Space-Time Multiscale-Multiphysics Homogenization Methods for Heterogeneous Materials

We present a unified, homogenization framework for computational analysis of heterogeneous materials consisting of multiple length scales, multiple time scales and coupled-multiple physics. The research efforts also addresses the technological issues associated with modeling the morphological details of microstructures with randomly distributed inclusions. The Random Sequential Adsorption (RSA) algorithm is improved to accurately and effectively model the morphological details of materials with randomly distributed inclusions. The proposed algorithm is more robust; computational efficient and versatile in comparison to the existing methods. A temporal homogenization scheme is developed and integrated with the previously developed spatial homogenization theory for fatigue life analysis of heterogeneous materials.
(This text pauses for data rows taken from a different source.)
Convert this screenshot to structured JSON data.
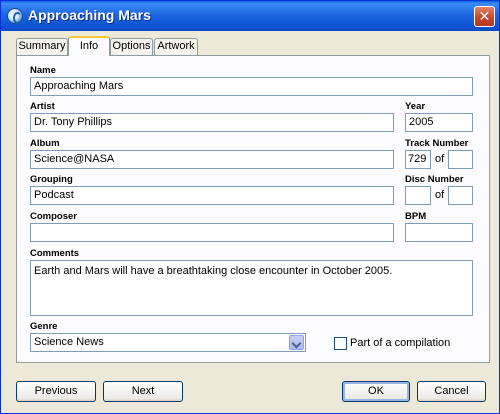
{
  "window": {
    "title": "Approaching Mars",
    "close_label": "✕"
  },
  "tabs": [
    {
      "label": "Summary"
    },
    {
      "label": "Info",
      "active": true
    },
    {
      "label": "Options"
    },
    {
      "label": "Artwork"
    }
  ],
  "fields": {
    "name": {
      "label": "Name",
      "value": "Approaching Mars"
    },
    "artist": {
      "label": "Artist",
      "value": "Dr. Tony Phillips"
    },
    "year": {
      "label": "Year",
      "value": "2005"
    },
    "album": {
      "label": "Album",
      "value": "Science@NASA"
    },
    "track_number": {
      "label": "Track Number",
      "value": "729",
      "of_label": "of",
      "total": ""
    },
    "grouping": {
      "label": "Grouping",
      "value": "Podcast"
    },
    "disc_number": {
      "label": "Disc Number",
      "value": "",
      "of_label": "of",
      "total": ""
    },
    "composer": {
      "label": "Composer",
      "value": ""
    },
    "bpm": {
      "label": "BPM",
      "value": ""
    },
    "comments": {
      "label": "Comments",
      "value": "Earth and Mars will have a breathtaking close encounter in October 2005."
    },
    "genre": {
      "label": "Genre",
      "value": "Science News"
    },
    "compilation": {
      "label": "Part of a compilation",
      "checked": false
    }
  },
  "buttons": {
    "previous": "Previous",
    "next": "Next",
    "ok": "OK",
    "cancel": "Cancel"
  },
  "colors": {
    "titlebar": "#0a5fe6",
    "face": "#ece9d8",
    "active_tab_accent": "#ffc83c"
  }
}
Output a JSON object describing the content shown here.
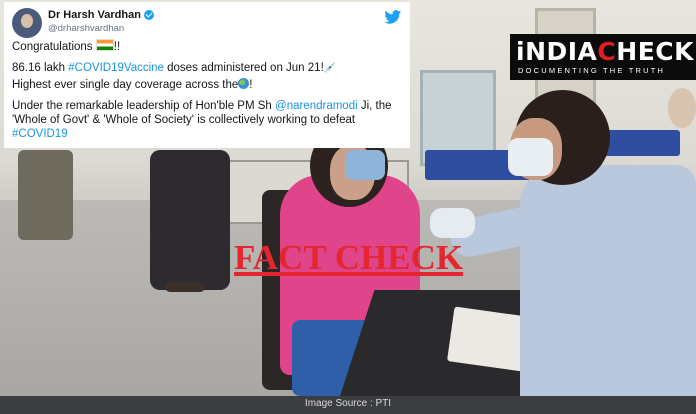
{
  "tweet": {
    "author_name": "Dr Harsh Vardhan",
    "author_handle": "@drharshvardhan",
    "line1": "Congratulations",
    "line1_suffix": "!!",
    "line2_a": "86.16 lakh ",
    "line2_tag": "#COVID19Vaccine",
    "line2_b": " doses administered on Jun 21!",
    "line3_a": "Highest ever single day coverage across the",
    "line3_b": "!",
    "line4_a": "Under the leadership of Hon'ble PM Sh ",
    "line4_a_full": "Under the remarkable leadership of Hon'ble PM Sh",
    "line4_mention": "@narendramodi",
    "line4_b": " Ji, the 'Whole of Govt' & 'Whole of Society' is collectively working to defeat ",
    "line4_tag": "#COVID19",
    "icons": [
      "verified-badge-icon",
      "twitter-bird-icon",
      "india-flag-icon",
      "syringe-icon",
      "globe-icon"
    ]
  },
  "logo": {
    "main_prefix": "iNDIA",
    "main_suffix": "HECK",
    "tagline": "DOCUMENTING THE TRUTH"
  },
  "stamp": {
    "text": "FACT CHECK",
    "color": "#e3262f"
  },
  "caption": "Image Source : PTI",
  "colors": {
    "brand_red": "#e31b23",
    "twitter_blue": "#1da1f2",
    "hashtag_blue": "#1b95e0"
  }
}
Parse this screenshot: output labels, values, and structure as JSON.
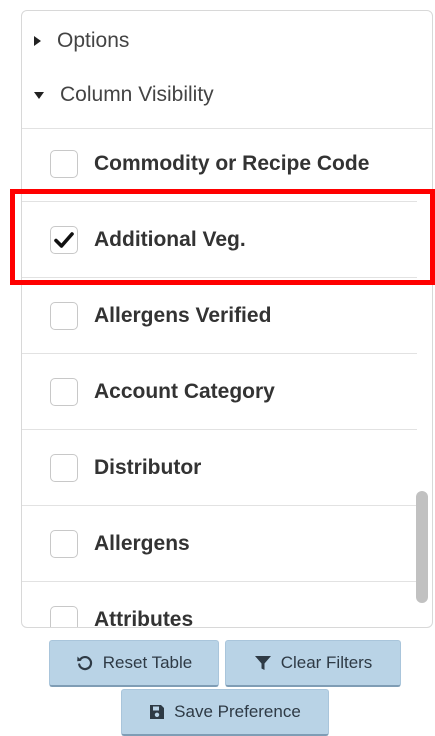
{
  "sections": {
    "options": {
      "label": "Options",
      "expanded": false
    },
    "column_visibility": {
      "label": "Column Visibility",
      "expanded": true
    }
  },
  "columns": [
    {
      "label": "Commodity or Recipe Code",
      "checked": false
    },
    {
      "label": "Additional Veg.",
      "checked": true
    },
    {
      "label": "Allergens Verified",
      "checked": false
    },
    {
      "label": "Account Category",
      "checked": false
    },
    {
      "label": "Distributor",
      "checked": false
    },
    {
      "label": "Allergens",
      "checked": false
    },
    {
      "label": "Attributes",
      "checked": false
    }
  ],
  "buttons": {
    "reset_table": "Reset Table",
    "clear_filters": "Clear Filters",
    "save_preference": "Save Preference"
  },
  "colors": {
    "highlight": "#ff0000",
    "button_bg": "#b9d3e6"
  },
  "icons": {
    "reset": "undo-icon",
    "filter": "filter-icon",
    "save": "floppy-disk-icon",
    "check": "check-icon"
  }
}
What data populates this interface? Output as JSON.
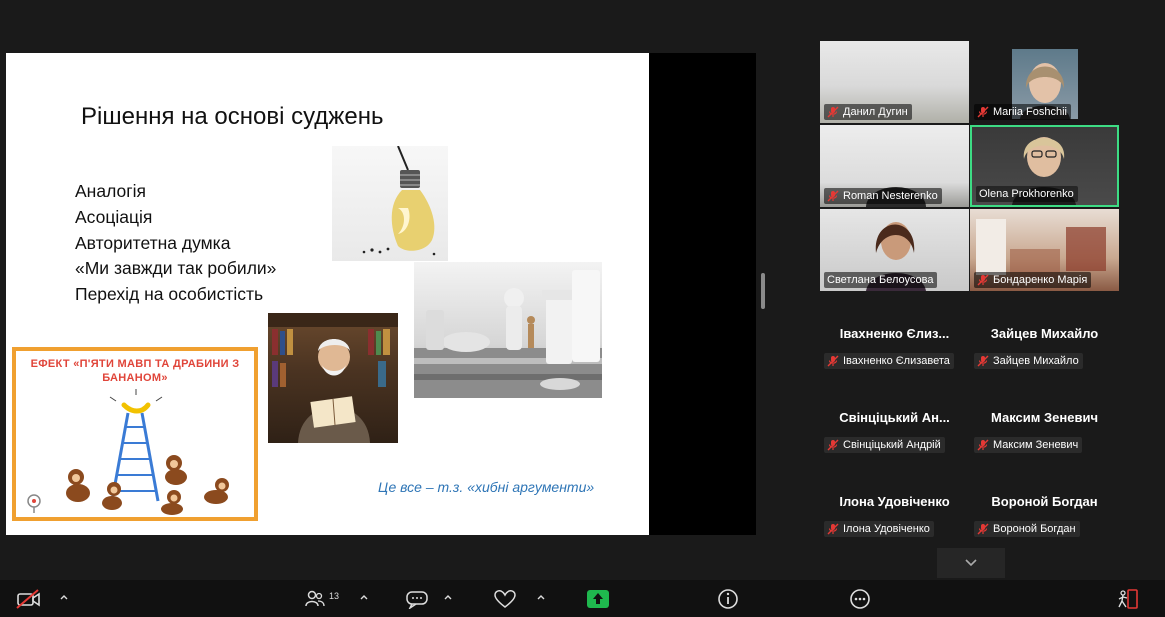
{
  "slide": {
    "title": "Рішення на основі суджень",
    "bullets": [
      "Аналогія",
      "Асоціація",
      "Авторитетна думка",
      "«Ми завжди так робили»",
      "Перехід на особистість"
    ],
    "footnote": "Це все – т.з. «хибні аргументи»",
    "effect_title": "ЕФЕКТ «П'ЯТИ МАВП ТА ДРАБИНИ З БАНАНОМ»"
  },
  "participants": {
    "video_tiles": [
      {
        "name": "Данил Дугин"
      },
      {
        "name": "Mariia Foshchii"
      },
      {
        "name": "Roman Nesterenko"
      },
      {
        "name": "Olena Prokhorenko"
      },
      {
        "name": "Светлана Белоусова"
      },
      {
        "name": "Бондаренко Марія"
      }
    ],
    "name_tiles": [
      {
        "display": "Івахненко Єлиз...",
        "label": "Івахненко Єлизавета"
      },
      {
        "display": "Зайцев Михайло",
        "label": "Зайцев Михайло"
      },
      {
        "display": "Свінціцький Ан...",
        "label": "Свінціцький Андрій"
      },
      {
        "display": "Максим Зеневич",
        "label": "Максим Зеневич"
      },
      {
        "display": "Ілона Удовіченко",
        "label": "Ілона Удовіченко"
      },
      {
        "display": "Вороной Богдан",
        "label": "Вороной Богдан"
      }
    ]
  },
  "toolbar": {
    "participants_count": "13",
    "icons": [
      "video-off-icon",
      "participants-icon",
      "chat-icon",
      "reactions-icon",
      "share-screen-icon",
      "info-icon",
      "more-icon",
      "leave-icon"
    ]
  },
  "colors": {
    "talking_border": "#3ddc84",
    "muted_red": "#e53935",
    "share_green": "#1fb84e",
    "effect_border": "#f0a030",
    "footnote_blue": "#2e75b6"
  }
}
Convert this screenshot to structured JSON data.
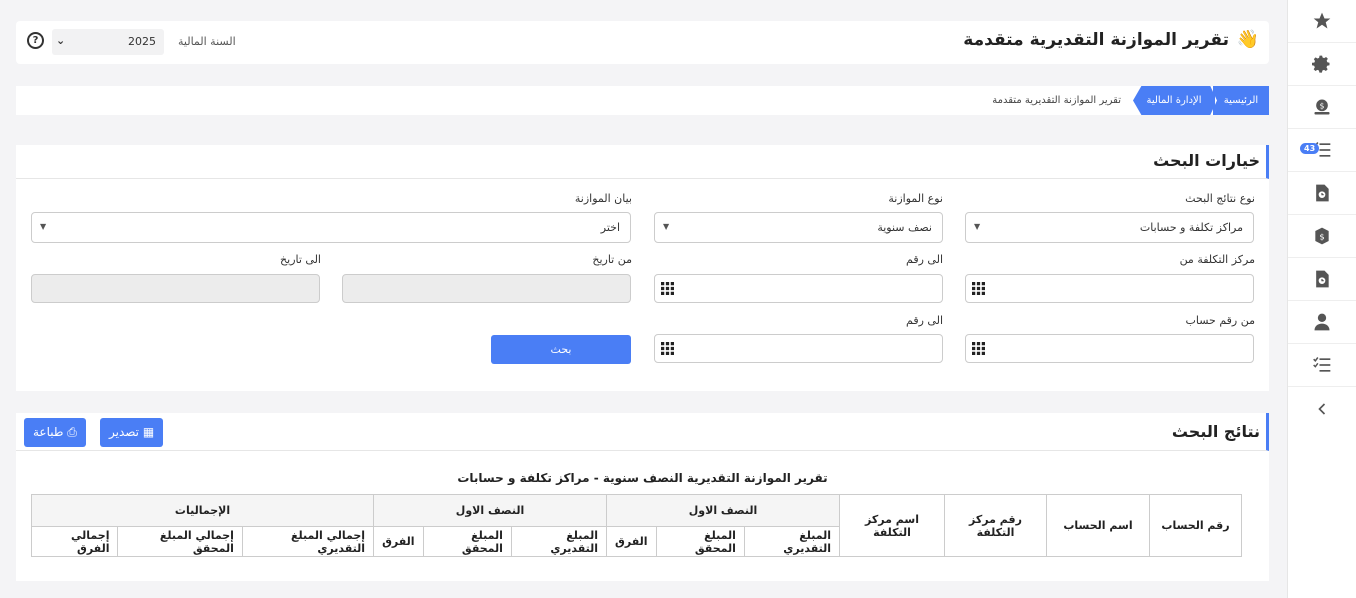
{
  "header": {
    "title": "تقرير الموازنة التقديرية متقدمة",
    "wave": "👋",
    "fiscal_year_label": "السنة المالية",
    "fiscal_year_value": "2025",
    "help": "?"
  },
  "breadcrumb": {
    "home": "الرئيسية",
    "finance": "الإدارة المالية",
    "current": "تقرير الموازنة التقديرية متقدمة"
  },
  "search": {
    "title": "خيارات البحث",
    "result_type_label": "نوع نتائج البحث",
    "result_type_value": "مراكز تكلفة و حسابات",
    "budget_type_label": "نوع الموازنة",
    "budget_type_value": "نصف سنوية",
    "budget_statement_label": "بيان الموازنة",
    "budget_statement_value": "اختر",
    "cost_center_from_label": "مركز التكلفة من",
    "to_number_label": "الى رقم",
    "from_date_label": "من تاريخ",
    "to_date_label": "الى تاريخ",
    "account_from_label": "من رقم حساب",
    "account_to_label": "الى رقم",
    "search_button": "بحث"
  },
  "results": {
    "title": "نتائج البحث",
    "export_button": "تصدير",
    "print_button": "طباعة",
    "report_title": "تقرير الموازنة التقديرية النصف سنوية - مراكز تكلفة و حسابات",
    "columns": {
      "account_no": "رقم الحساب",
      "account_name": "اسم الحساب",
      "cost_center_no": "رقم مركز التكلفة",
      "cost_center_name": "اسم مركز التكلفة",
      "half1": "النصف الاول",
      "half2": "النصف الاول",
      "totals": "الإجماليات",
      "estimated": "المبلغ التقديري",
      "actual": "المبلغ المحقق",
      "diff": "الفرق",
      "total_estimated": "إجمالي المبلغ التقديري",
      "total_actual": "إجمالي المبلغ المحقق",
      "total_diff": "إجمالي الفرق"
    }
  },
  "sidebar": {
    "badge": "43",
    "icons": [
      "star-icon",
      "gear-icon",
      "money-bag-icon",
      "tasks-icon",
      "file-clock-icon",
      "coin-icon",
      "file-clock-icon",
      "user-tie-icon",
      "checklist-icon",
      "chevron-left-icon"
    ]
  }
}
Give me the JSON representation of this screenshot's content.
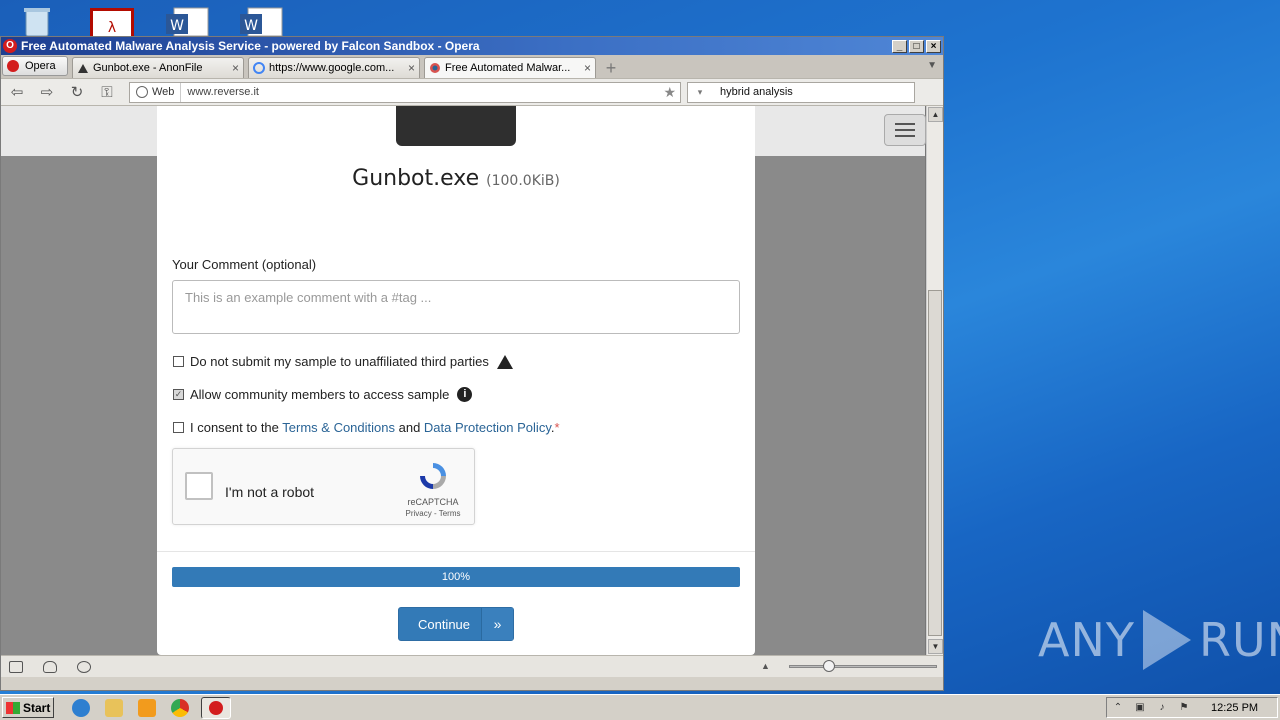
{
  "window": {
    "title": "Free Automated Malware Analysis Service - powered by Falcon Sandbox - Opera",
    "controls": {
      "minimize": "_",
      "maximize": "□",
      "close": "×"
    }
  },
  "tabs": {
    "opera_menu": "Opera",
    "items": [
      {
        "label": "Gunbot.exe - AnonFile",
        "close": "×"
      },
      {
        "label": "https://www.google.com...",
        "close": "×"
      },
      {
        "label": "Free Automated Malwar...",
        "close": "×",
        "active": true
      }
    ],
    "new_tab": "+"
  },
  "navbar": {
    "web_label": "Web",
    "url": "www.reverse.it",
    "search_value": "hybrid analysis"
  },
  "modal": {
    "file_name": "Gunbot.exe",
    "file_size": "(100.0KiB)",
    "comment_label": "Your Comment (optional)",
    "comment_placeholder": "This is an example comment with a #tag ...",
    "opt_third_parties": {
      "label": "Do not submit my sample to unaffiliated third parties",
      "checked": false
    },
    "opt_community": {
      "label": "Allow community members to access sample",
      "checked": true
    },
    "consent": {
      "prefix": "I consent to the ",
      "terms_link": "Terms & Conditions",
      "middle": " and ",
      "policy_link": "Data Protection Policy",
      "suffix": ".",
      "required_mark": "*",
      "checked": false
    },
    "captcha": {
      "label": "I'm not a robot",
      "brand": "reCAPTCHA",
      "links": "Privacy - Terms"
    },
    "progress": {
      "value": 100,
      "label": "100%"
    },
    "continue_label": "Continue",
    "continue_icon": "»"
  },
  "statusbar": {
    "zoom_fraction": 0.27
  },
  "taskbar": {
    "start_label": "Start",
    "clock": "12:25 PM"
  },
  "watermark": {
    "left": "ANY",
    "right": "RUN"
  },
  "colors": {
    "accent": "#337ab7",
    "link": "#2a6496",
    "required": "#d9534f",
    "title_bar": "#1e3f91"
  }
}
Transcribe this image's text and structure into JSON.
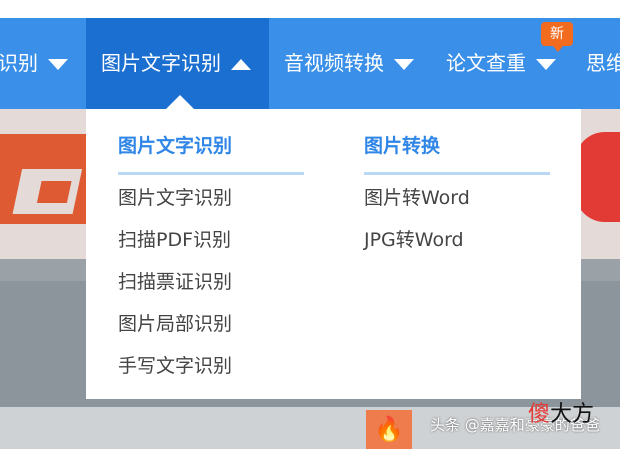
{
  "nav": {
    "items": [
      {
        "label": "识别"
      },
      {
        "label": "图片文字识别"
      },
      {
        "label": "音视频转换"
      },
      {
        "label": "论文查重"
      },
      {
        "label": "思维"
      }
    ],
    "badge": "新"
  },
  "dropdown": {
    "columns": [
      {
        "title": "图片文字识别",
        "links": [
          "图片文字识别",
          "扫描PDF识别",
          "扫描票证识别",
          "图片局部识别",
          "手写文字识别"
        ]
      },
      {
        "title": "图片转换",
        "links": [
          "图片转Word",
          "JPG转Word"
        ]
      }
    ]
  },
  "watermark": {
    "text": "头条 @嘉嘉和豪豪的爸爸",
    "logo_a": "傻",
    "logo_b": "大方"
  },
  "colors": {
    "nav_bg": "#3a8fe8",
    "nav_active_bg": "#1a6fd0",
    "column_title": "#2f86e6",
    "badge": "#f26b1f"
  },
  "icons": {
    "hot": "fire-icon",
    "caret": "triangle-icon"
  }
}
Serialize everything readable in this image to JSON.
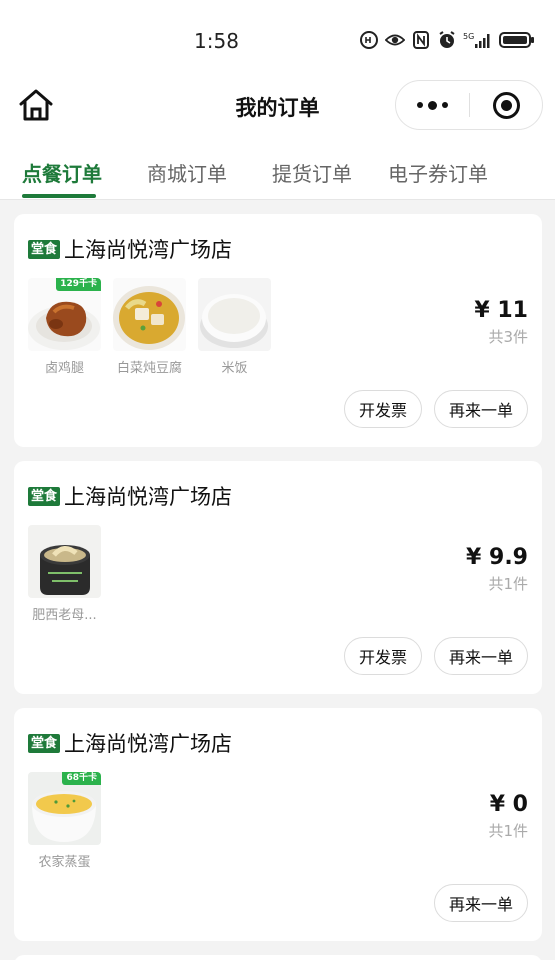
{
  "status_bar": {
    "time": "1:58"
  },
  "nav": {
    "title": "我的订单"
  },
  "tabs": [
    {
      "label": "点餐订单",
      "active": true
    },
    {
      "label": "商城订单",
      "active": false
    },
    {
      "label": "提货订单",
      "active": false
    },
    {
      "label": "电子券订单",
      "active": false
    }
  ],
  "orders": [
    {
      "badge": "堂食",
      "store": "上海尚悦湾广场店",
      "items": [
        {
          "name": "卤鸡腿",
          "kcal": "129千卡",
          "icon": "braised-chicken-leg"
        },
        {
          "name": "白菜炖豆腐",
          "icon": "cabbage-tofu-stew"
        },
        {
          "name": "米饭",
          "icon": "rice-bowl"
        }
      ],
      "price": "¥ 11",
      "count": "共3件",
      "buttons": [
        "开发票",
        "再来一单"
      ]
    },
    {
      "badge": "堂食",
      "store": "上海尚悦湾广场店",
      "items": [
        {
          "name": "肥西老母...",
          "icon": "hen-soup-pot"
        }
      ],
      "price": "¥ 9.9",
      "count": "共1件",
      "buttons": [
        "开发票",
        "再来一单"
      ]
    },
    {
      "badge": "堂食",
      "store": "上海尚悦湾广场店",
      "items": [
        {
          "name": "农家蒸蛋",
          "kcal": "68千卡",
          "icon": "steamed-egg"
        }
      ],
      "price": "¥ 0",
      "count": "共1件",
      "buttons": [
        "再来一单"
      ]
    }
  ],
  "colors": {
    "accent": "#1e7a3a",
    "kcal_badge": "#2bb24c",
    "background": "#f3f3f3"
  }
}
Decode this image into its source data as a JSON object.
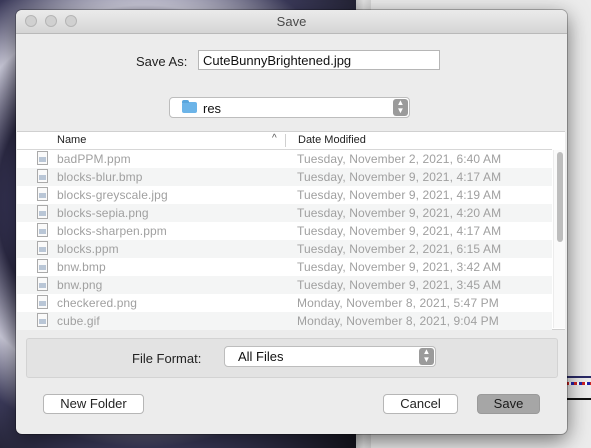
{
  "dialog": {
    "title": "Save",
    "save_as_label": "Save As:",
    "save_as_value": "CuteBunnyBrightened.jpg",
    "folder": {
      "name": "res",
      "icon": "folder-icon"
    },
    "columns": {
      "name": "Name",
      "date": "Date Modified"
    },
    "files": [
      {
        "name": "badPPM.ppm",
        "date": "Tuesday, November 2, 2021, 6:40 AM"
      },
      {
        "name": "blocks-blur.bmp",
        "date": "Tuesday, November 9, 2021, 4:17 AM"
      },
      {
        "name": "blocks-greyscale.jpg",
        "date": "Tuesday, November 9, 2021, 4:19 AM"
      },
      {
        "name": "blocks-sepia.png",
        "date": "Tuesday, November 9, 2021, 4:20 AM"
      },
      {
        "name": "blocks-sharpen.ppm",
        "date": "Tuesday, November 9, 2021, 4:17 AM"
      },
      {
        "name": "blocks.ppm",
        "date": "Tuesday, November 2, 2021, 6:15 AM"
      },
      {
        "name": "bnw.bmp",
        "date": "Tuesday, November 9, 2021, 3:42 AM"
      },
      {
        "name": "bnw.png",
        "date": "Tuesday, November 9, 2021, 3:45 AM"
      },
      {
        "name": "checkered.png",
        "date": "Monday, November 8, 2021, 5:47 PM"
      },
      {
        "name": "cube.gif",
        "date": "Monday, November 8, 2021, 9:04 PM"
      }
    ],
    "file_format_label": "File Format:",
    "file_format_value": "All Files",
    "buttons": {
      "new_folder": "New Folder",
      "cancel": "Cancel",
      "save": "Save"
    }
  }
}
The unified space-time multiscale homogenization model is validated for fatigue life prediction of elevated temperature Ceramic Matrix Composites (CMCs). In the final phase of the research a mathematical model for coupled moisture diffusion-mechanical deformation is developed. This model is integrated with the spatial homogenization framework to analyze problems consisting of multiple length scales and coupled-multiple physics. The unified multiscale-multiphysics model is validated for evaluating the degradation of physical and mechanical properties of short glass fiber and carbon fiber filled thermoplastic material systems.